Greed, for lack of a better word, is apparently a good enough reason to leave dignity aside and claim money on a dead person's behalf.
Then came the truly wonderful Midnight in Paris, the greatest box-office success of Allen's career, nominated for awards aplenty and full of the sort of wit and intelligence that had critics (including me that time) and audiences raving. The premise, the glorious premise, was of an American writer, Gil Pender, staying in Paris with his fiancee, who discovered a way to travel back in time to visit famous creatives such as Ernest Hemingway, Cole Porter and F. Scott Fitzgerald during the Parisian “golden age.”
Presumably Romulus and Remus are preparing litigation ... Woody Allen and Judy Davis on the set of To Rome with Love.
Cue success, cue the lawyers.
The Hollywood Reporter reports that the owners of the rights to the literary works of William Faulkner are now suing Sony Pictures Classics (the distributor of the film) among others, not because Faulkner was represented in the film – he wasn't – but because one quote from one of his books was paraphrased by Allen in the script.
In Faulkner's Requiem for a Nun, he writes: “The past is never dead. It's not even past.”

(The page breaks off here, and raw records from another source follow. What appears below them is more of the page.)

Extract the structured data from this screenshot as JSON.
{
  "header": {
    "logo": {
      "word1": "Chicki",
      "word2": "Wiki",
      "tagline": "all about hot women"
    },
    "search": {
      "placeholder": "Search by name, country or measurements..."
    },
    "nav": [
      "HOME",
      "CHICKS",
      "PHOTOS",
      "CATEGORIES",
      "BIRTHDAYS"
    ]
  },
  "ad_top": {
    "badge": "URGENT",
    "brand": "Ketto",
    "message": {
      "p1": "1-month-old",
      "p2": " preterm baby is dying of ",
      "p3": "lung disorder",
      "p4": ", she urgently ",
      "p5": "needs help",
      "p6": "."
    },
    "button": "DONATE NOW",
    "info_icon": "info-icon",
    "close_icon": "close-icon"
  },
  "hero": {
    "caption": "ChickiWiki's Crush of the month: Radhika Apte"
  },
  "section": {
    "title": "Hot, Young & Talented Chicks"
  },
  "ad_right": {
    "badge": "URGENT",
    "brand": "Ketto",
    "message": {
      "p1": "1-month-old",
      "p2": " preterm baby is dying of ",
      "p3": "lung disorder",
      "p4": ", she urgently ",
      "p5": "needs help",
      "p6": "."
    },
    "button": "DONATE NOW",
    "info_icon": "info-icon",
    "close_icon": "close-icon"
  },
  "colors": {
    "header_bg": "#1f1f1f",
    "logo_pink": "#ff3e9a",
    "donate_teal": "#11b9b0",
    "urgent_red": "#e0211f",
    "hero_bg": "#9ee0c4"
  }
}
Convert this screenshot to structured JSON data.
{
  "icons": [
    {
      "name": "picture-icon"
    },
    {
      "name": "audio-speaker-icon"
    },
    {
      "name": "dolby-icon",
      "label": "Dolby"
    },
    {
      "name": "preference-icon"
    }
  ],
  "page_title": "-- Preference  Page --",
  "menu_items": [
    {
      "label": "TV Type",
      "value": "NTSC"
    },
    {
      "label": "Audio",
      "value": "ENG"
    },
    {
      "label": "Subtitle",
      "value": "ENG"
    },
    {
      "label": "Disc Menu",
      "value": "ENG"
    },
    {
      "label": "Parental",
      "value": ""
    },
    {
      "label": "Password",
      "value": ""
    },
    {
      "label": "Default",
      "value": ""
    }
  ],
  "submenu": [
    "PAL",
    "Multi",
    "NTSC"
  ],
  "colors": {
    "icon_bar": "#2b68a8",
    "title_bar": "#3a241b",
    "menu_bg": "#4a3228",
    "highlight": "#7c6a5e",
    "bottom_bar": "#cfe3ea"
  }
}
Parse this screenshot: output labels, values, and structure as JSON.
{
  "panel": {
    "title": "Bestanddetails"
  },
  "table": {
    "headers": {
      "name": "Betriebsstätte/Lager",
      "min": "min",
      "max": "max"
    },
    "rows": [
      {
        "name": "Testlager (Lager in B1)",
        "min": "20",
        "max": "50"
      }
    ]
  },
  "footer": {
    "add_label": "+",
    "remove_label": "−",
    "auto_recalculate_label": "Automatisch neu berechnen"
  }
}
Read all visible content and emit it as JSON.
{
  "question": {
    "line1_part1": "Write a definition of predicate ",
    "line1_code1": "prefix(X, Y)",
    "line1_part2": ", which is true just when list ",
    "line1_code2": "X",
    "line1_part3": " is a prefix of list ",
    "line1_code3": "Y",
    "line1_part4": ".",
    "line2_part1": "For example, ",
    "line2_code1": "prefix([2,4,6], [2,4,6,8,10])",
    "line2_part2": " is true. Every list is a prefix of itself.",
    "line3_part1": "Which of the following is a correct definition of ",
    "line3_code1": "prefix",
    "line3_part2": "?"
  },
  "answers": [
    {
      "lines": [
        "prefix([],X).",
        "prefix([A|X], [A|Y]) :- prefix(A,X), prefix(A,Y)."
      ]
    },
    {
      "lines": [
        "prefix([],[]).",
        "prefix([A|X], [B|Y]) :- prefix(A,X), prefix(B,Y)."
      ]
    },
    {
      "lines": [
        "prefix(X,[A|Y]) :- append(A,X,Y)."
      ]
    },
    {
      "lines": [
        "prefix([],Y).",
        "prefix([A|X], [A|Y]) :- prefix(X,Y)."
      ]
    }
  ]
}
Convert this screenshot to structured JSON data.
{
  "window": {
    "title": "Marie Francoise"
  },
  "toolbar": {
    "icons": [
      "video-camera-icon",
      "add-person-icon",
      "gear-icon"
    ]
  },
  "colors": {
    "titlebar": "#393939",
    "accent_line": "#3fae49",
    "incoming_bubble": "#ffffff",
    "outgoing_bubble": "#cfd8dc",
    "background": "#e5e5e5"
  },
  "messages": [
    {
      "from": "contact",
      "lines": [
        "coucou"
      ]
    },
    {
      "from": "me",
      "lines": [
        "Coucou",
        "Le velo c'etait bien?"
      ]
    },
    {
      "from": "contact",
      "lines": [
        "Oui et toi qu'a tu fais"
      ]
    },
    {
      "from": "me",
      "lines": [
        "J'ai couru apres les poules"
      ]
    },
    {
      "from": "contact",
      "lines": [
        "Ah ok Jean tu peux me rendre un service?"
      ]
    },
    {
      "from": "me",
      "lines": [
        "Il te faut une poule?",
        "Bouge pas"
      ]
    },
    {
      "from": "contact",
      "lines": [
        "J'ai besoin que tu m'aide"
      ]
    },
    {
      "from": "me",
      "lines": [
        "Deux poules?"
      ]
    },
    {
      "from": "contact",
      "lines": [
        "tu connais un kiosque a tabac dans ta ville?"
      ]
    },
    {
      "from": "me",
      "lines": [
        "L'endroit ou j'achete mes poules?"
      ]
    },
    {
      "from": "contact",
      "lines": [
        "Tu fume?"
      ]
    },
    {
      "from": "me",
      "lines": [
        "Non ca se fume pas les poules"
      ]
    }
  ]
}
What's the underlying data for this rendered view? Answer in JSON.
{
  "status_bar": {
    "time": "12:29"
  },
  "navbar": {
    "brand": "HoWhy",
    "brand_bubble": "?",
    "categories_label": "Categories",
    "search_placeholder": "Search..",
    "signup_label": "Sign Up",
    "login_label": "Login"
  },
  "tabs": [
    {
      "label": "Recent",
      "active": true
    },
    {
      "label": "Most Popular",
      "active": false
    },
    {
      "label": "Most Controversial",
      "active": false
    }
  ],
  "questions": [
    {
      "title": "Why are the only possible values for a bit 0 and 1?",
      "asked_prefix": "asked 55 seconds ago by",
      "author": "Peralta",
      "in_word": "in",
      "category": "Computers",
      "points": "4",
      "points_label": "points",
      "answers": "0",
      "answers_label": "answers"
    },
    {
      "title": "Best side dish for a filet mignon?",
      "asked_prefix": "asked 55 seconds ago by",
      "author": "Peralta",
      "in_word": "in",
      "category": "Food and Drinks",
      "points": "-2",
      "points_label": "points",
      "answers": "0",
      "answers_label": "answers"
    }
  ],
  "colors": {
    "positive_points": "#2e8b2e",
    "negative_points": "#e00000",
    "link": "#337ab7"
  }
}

Now, in the sort of frivolous and somewhat ironic legal action that would seem more at home in an Allen movie than about it, the dead writer's words are rising to litigate. For in the film, Pender states at one point: “The past is not dead! Actually, it's not even past. You know who said that? Faulkner. And he was right. And I met him too. I ran into him at a dinner party.”
That's right, it's paraphrased and the author is attributed. But according to Faulkner Literary Rights LLC, they are owed “damages, disgorgement of profits, costs and attorney fees.” This is because the “use of the infringing quote and of William Faulkner's name in the infringing film is likely to cause confusion, to cause mistake, and/or to deceive the infringing film's viewers as to a perceived affiliation, connection or association between William Faulkner and his works, on the one hand, and Sony, on the other hand.”
In other words, audiences – at least those who even remember the single line of dialogue that references Faulkner in the centre of a film that features far more heavily at least a dozen famous creative names – are so finely attuned to the nuances of dialogue but so wilfully obtuse about the workings of a Hollywood script, that they will believe Faulkner and/or his estate signed on to the film. Moreover, the massive contribution that one line of dialogue had to the film entirely warrants a chunk of the profits.
Oddly, the studio has stated that “this is a frivolous lawsuit and we are confident we will prevail in defending it. There is no question this brief reference (10 words) to a quote from a public speech Faulkner gave constitutes fair use and any claim to the contrary is without merit.”
It is without merit, but its absence is compensated for by spooning on lashings of greed, cynicism and mercenary spirit.
To paraphrase Gordon Gecko, in Wall Street, written by Stanley Weiser and Oliver Stone, “greed, for lack of a better word, is apparently a good enough reason to leave dignity aside and claim money on a dead person's behalf.”
And if Messrs Weiser and Stone wish to litigate, they certainly have precedent.